English III classes examine the impacts of British colonialism and imperialism in poems and literature. Some classes are currently watching Nigerian author Chimamanda Ngozi Adichie's TED Talks: "The Danger of a Single Story" and "We Should All Be Feminists," then discussing them in context with Jamaica Kinkaid's "Girl," Allison Joseph's "On Being Told I Don't Speak Like a Black Person" in juxtaposition with Shaw's Pygmalion. Additionally, students read about the history of discrimination in the medical establishment in The Immortal Life of Henrietta Lacks. In February, students will study the content and rhetorical devices in Dr. MLK Jr.'s speeches through PBS lesson plans.
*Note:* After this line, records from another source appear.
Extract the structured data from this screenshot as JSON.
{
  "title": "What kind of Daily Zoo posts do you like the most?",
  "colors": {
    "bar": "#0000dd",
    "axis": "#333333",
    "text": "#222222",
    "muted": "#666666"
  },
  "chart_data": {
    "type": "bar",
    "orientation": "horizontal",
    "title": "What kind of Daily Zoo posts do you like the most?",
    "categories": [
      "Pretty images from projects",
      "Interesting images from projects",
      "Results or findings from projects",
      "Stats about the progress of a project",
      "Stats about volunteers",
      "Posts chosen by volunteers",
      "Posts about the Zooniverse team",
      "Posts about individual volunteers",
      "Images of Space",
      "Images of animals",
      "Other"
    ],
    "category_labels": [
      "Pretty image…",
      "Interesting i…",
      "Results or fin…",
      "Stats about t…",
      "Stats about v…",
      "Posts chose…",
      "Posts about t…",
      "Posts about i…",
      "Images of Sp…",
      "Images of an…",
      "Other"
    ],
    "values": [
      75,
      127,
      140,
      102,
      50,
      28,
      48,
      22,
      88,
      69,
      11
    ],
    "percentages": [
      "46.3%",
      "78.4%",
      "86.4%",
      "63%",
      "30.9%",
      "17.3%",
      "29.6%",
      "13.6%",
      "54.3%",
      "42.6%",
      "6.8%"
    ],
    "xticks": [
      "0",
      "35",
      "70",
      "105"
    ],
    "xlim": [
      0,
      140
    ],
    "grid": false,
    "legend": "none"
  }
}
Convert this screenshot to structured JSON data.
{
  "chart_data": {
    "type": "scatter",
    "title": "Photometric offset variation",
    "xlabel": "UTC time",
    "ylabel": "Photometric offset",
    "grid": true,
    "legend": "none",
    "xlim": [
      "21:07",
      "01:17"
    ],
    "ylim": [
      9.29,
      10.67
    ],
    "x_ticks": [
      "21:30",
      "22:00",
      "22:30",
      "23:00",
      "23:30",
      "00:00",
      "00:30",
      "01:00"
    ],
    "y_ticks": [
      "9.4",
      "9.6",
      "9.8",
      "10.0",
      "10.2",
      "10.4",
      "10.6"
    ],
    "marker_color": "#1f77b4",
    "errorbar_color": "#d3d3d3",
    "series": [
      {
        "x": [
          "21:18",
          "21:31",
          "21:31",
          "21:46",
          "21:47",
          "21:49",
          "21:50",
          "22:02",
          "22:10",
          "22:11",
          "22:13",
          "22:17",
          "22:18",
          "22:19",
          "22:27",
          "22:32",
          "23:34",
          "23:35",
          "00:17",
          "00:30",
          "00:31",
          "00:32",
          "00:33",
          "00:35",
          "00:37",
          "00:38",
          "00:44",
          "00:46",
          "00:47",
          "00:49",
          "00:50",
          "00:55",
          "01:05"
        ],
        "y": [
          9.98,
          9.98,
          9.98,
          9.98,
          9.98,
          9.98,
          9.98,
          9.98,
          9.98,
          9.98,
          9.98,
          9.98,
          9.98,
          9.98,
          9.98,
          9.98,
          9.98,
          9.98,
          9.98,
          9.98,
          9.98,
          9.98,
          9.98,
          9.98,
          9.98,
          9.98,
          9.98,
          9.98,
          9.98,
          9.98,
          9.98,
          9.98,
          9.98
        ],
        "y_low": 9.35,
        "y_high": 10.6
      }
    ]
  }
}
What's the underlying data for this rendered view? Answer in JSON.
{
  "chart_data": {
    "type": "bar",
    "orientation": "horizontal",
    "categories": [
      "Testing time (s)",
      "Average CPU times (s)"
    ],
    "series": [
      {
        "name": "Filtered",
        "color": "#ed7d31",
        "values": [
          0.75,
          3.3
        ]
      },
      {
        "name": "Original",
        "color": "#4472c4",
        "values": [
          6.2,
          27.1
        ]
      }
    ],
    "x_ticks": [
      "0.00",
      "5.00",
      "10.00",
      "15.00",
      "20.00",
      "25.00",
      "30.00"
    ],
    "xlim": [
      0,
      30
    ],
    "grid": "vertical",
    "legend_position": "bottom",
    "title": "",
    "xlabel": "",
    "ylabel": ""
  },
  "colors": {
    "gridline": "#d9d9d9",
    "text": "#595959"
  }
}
English IV Classes read Chinua Achebe's Things Fall Apart, a classic African novel about African traditions and culture and its erasure through colonialism. Students also examine excerpts from author Maryse Condé and Joseph Conrad's Heart of Darkness to explore the genocidal history of Belgium's exploitation of the Congo and as a Eurocentric point of contrast to highlight how deeply-entrenched racism was in Europe. Then, we will read Chimamanda Ngozi Adichie's Purple Hibiscus for a more contemporary picture of Africa that will allow students to draw on what we have already studied and see the lingering impacts of colonialism, as well as challenge the stereotypical depictions of the continent. Additionally, students in February will study Zora Near Hurston's seminal Harlem Renaissance text on being a Black woman living in Florida during the 1930s, Their Eyes Were Watching God, as well as Alan Paton's 1948 Cry, The Beloved Country, a work which examines the strains and friendships that develop during apartheid in S. Africa.